A Pilot Study to Evaluate the Efficacy of Class IV Lasers on Nonhealing Neuroischemic Diabetic Foot Ulcers in Patients With Type 2 Diabetes

Diabetic foot ulcers (DFUs) represent a disabling complication of diabetes that has a devastating impact on the quality of life and predict lower-limb amputation and premature mortality (1). Despite best practice, 30–40% of DFUs do not heal within 12–20 weeks (2). Novel therapeutic agents have been tested in clinical trials, and it has been estimated that ∼30–50% of patients with neuropathic DFUs receiving these new treatments have healed by 12–20 weeks (3). Laser therapy, delivered with devices emitting one or two wavelengths, has been reported as an adjunctive procedure that promotes the healing of chronic diabetic wounds by increasing the blood flow and the release of growth factors and by reducing the inflammation (4).

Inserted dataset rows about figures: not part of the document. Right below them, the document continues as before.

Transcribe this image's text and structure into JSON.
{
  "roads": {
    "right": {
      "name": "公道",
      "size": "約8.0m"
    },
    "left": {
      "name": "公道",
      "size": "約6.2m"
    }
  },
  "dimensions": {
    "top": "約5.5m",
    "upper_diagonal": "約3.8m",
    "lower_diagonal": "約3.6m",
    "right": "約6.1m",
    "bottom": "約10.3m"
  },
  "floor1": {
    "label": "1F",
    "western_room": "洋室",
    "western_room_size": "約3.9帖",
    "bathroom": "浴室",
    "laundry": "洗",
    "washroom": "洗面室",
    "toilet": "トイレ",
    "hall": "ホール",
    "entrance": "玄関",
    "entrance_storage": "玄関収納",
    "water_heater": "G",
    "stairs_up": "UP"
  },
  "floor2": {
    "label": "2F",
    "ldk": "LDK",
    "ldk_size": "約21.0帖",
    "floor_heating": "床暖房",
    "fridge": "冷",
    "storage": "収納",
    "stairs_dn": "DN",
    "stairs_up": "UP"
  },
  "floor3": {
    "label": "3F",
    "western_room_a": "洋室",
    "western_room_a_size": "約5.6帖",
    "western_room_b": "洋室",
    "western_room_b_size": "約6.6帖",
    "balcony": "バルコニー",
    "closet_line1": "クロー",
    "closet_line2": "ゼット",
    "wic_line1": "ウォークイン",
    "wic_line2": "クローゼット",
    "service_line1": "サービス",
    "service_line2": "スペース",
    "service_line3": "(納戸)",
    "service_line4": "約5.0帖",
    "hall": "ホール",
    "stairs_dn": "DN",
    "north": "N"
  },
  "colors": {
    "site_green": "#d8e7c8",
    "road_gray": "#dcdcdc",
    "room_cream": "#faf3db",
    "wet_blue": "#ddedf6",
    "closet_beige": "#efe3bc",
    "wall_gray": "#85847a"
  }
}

In this pilot study, we have been the first to investigate the efficacy of an advanced class IV laser (emitting four wavelengths) on Wagner stage 1 and 2 neuroischemic DFUs of five patients with type 2 diabetes who were nonresponsive to conventional treatment for at least 12 weeks. Laser treatment was delivered once a week prior to standard care and dressing. As a control we selected patients with similar DFUs and clinical characteristics treated within our department with standard care. In the laser-treated group, age was 58.2 ± 3.6 years (mean ± SEM; range 47–66) and mean duration of diabetes was 20.4 ± 2.1 years. At the time of enrollment, glycosylated hemoglobin (HbA_1c) was 9.0 ± 0.8% (74.6 ± 8.4 mmol/mol). All laser-treated patients had preserved renal function (estimated glomerular filtration rate [eGFR] 72 ± 8.3 mL/min/1.73 m²) and moderate to severe peripheral artery disease, defined as 20–49% and 50–99% diameter reduction in at least one of the arterial segments from aorto-iliac to popliteal segments on an arterial duplex scan. The mean size of the ulcers was 2.4 ± 1.0 cm². The control group of six patients with type 2 diabetes received standard care and had similar ulcer duration and size; comparable glycemic control, age, diabetes duration, and eGFR; and similar degree of peripheral artery disease (Table 1). Standard care for DFUs, including antibiotic treatment, dressing, and off-loading, was similar in both groups. Within the 12-week follow-up, four of five laser-treated patients (80%) had a complete ulcer resolution (most ulcers healed after 4.6 weeks). In the control group, no ulcer healing occurred by week 12.

A limited number of small clinical trials and case studies evaluating the effects of laser devices with lower power and one or two wavelengths on DFUs have previously reported positive outcomes (4). However, because of the heterogeneity in the methodology, findings from these studies have not been consistent. The laser used in this pilot study is the first example of a high-powered device with four wavelengths concomitantly acting on multiple metabolic processes that accelerate the wound healing: stimulation of cytochrome-C oxidase, an increase in angiogenesis, and improvement in blood perfusion (5).

Taking into consideration the limitations of this proof-of-concept study, our findings indicate that laser therapy delivered by a class IV laser can significantly impact the healing process of neuroischemic DFUs refractory to standard treatment. Randomized controlled clinical trials with this new laser device in larger populations are required to confirm our results.